Le président de la Ligue de football professionnel, Mahfoud Kerbadj, était, hier, scandalisé par ce qui s’est produit à Saïda, à l’occasion de la rencontre MCS-USMA. Le premier responsable de la structure qui gère le championnat professionnel compte prendre le taureau par les cornes et sévir.
Monsieur le président, on aimerait avoir vos impressions sur ce qui s’est passé à Saïda lors de ce MCS-USMA…
Tout d’abord, je suis scandalisé par ce qui s’est passé. C’est vraiment malheureux. Cette violence dans les stades a pris une autre dimension. Lorsqu’on assène un coup avec une arme blanche, cela veut tout simplement dire qu’on a affaire à des criminels. Je condamne ce qui s’est passé, je condamne ces actes avec fermeté. Ça commence à dépasser les limites. La dernière fois, c’était la caméra de la télévision, maintenant ce sont les vies humaines qui sont en jeu, c’est très grave !

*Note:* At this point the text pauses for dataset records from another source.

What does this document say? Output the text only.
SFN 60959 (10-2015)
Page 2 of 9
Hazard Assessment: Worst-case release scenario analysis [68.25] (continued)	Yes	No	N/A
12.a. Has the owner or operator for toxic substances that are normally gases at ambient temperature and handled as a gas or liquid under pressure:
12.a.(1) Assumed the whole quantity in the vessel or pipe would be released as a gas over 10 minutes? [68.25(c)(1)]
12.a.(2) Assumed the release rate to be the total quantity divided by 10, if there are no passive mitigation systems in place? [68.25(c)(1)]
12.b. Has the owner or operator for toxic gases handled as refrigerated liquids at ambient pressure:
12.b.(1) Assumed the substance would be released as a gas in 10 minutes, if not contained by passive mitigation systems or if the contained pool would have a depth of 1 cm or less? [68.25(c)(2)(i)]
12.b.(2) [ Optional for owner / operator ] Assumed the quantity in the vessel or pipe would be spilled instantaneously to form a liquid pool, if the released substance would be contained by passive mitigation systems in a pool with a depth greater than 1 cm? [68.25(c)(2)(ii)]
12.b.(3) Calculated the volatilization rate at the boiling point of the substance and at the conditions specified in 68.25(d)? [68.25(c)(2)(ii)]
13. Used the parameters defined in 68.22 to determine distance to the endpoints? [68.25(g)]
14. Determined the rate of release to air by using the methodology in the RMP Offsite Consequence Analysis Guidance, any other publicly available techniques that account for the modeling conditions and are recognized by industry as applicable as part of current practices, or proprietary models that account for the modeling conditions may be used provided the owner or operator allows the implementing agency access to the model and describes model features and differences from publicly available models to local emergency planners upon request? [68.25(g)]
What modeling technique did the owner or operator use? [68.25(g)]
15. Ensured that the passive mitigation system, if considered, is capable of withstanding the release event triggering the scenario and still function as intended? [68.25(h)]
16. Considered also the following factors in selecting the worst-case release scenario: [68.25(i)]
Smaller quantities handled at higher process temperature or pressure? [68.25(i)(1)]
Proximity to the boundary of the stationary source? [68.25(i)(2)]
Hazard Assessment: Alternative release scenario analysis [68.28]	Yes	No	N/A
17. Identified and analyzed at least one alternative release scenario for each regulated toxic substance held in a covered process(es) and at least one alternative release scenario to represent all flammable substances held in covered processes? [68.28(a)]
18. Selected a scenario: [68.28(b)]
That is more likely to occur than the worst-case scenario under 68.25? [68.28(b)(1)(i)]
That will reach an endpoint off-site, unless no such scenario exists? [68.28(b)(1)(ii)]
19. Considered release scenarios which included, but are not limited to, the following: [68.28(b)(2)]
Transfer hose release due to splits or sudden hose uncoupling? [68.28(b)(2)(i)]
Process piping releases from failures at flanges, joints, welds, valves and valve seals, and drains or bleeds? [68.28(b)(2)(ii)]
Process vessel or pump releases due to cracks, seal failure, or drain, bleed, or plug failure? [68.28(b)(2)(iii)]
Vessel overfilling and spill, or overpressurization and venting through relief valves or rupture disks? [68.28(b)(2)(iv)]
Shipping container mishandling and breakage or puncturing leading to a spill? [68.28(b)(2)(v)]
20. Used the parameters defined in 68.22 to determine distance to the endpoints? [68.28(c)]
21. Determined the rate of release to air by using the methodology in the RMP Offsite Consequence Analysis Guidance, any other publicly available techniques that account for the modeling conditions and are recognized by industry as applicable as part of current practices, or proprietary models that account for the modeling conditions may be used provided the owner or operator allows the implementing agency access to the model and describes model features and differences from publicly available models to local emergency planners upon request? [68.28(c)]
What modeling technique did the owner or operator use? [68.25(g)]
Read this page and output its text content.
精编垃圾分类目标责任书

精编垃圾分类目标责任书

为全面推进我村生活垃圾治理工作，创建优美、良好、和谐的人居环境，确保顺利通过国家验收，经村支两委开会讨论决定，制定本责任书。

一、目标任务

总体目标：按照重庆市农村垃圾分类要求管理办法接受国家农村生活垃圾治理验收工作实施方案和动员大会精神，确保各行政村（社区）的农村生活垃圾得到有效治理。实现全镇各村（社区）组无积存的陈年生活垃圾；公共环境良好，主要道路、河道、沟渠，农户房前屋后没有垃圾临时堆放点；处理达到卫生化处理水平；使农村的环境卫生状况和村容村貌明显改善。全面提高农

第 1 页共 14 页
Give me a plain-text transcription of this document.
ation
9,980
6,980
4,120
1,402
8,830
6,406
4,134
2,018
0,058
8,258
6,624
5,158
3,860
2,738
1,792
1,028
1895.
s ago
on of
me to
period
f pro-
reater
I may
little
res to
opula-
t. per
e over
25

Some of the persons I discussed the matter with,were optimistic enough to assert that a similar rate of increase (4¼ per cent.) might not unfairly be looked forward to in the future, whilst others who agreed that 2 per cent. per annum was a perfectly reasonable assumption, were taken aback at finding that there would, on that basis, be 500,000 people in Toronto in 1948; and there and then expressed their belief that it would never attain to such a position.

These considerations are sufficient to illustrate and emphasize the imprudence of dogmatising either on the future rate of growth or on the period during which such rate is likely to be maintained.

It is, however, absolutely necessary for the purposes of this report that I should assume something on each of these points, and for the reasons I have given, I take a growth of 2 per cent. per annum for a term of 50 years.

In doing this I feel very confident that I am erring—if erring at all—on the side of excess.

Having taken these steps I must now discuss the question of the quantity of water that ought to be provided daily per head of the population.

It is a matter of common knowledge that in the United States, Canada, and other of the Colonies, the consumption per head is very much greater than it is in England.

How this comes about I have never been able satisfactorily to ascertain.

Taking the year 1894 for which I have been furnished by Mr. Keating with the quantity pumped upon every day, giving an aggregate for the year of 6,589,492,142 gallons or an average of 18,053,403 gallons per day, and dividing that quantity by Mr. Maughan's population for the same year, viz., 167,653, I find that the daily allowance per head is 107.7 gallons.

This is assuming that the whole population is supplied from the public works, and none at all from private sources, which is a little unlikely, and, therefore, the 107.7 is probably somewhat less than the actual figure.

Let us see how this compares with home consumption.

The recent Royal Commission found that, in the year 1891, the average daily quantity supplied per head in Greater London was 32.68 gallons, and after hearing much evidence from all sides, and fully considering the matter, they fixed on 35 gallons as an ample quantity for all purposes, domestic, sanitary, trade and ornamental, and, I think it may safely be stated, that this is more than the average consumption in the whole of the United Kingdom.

Quelle sera la réaction de la LFP ?
C’est clair, nous n’allons pas rester les bras croisés. La Ligue de football professionnel et la FAF ont pris des mesures sérieuses pour lutter contre la violence dans nos stades. D’ailleurs, au cours de la dernière réunion du Bureau fédéral, on a pris la décision de doubler, voire tripler les sanctions, afin que cela cesse définitivement.
A votre avis, qui est responsable ?
On est tous responsables. Ce n’est pas parce que je suis président de la Ligue que je vais dire que je m’en lave les mains ! Non, ce n’est pas comme ça. Mais les responsabilités varient. Il y a ceux qui ont une grande part de responsabilité. Il faut que les dirigeants jouent leur rôle convenablement, à l’instar des comités de supporters.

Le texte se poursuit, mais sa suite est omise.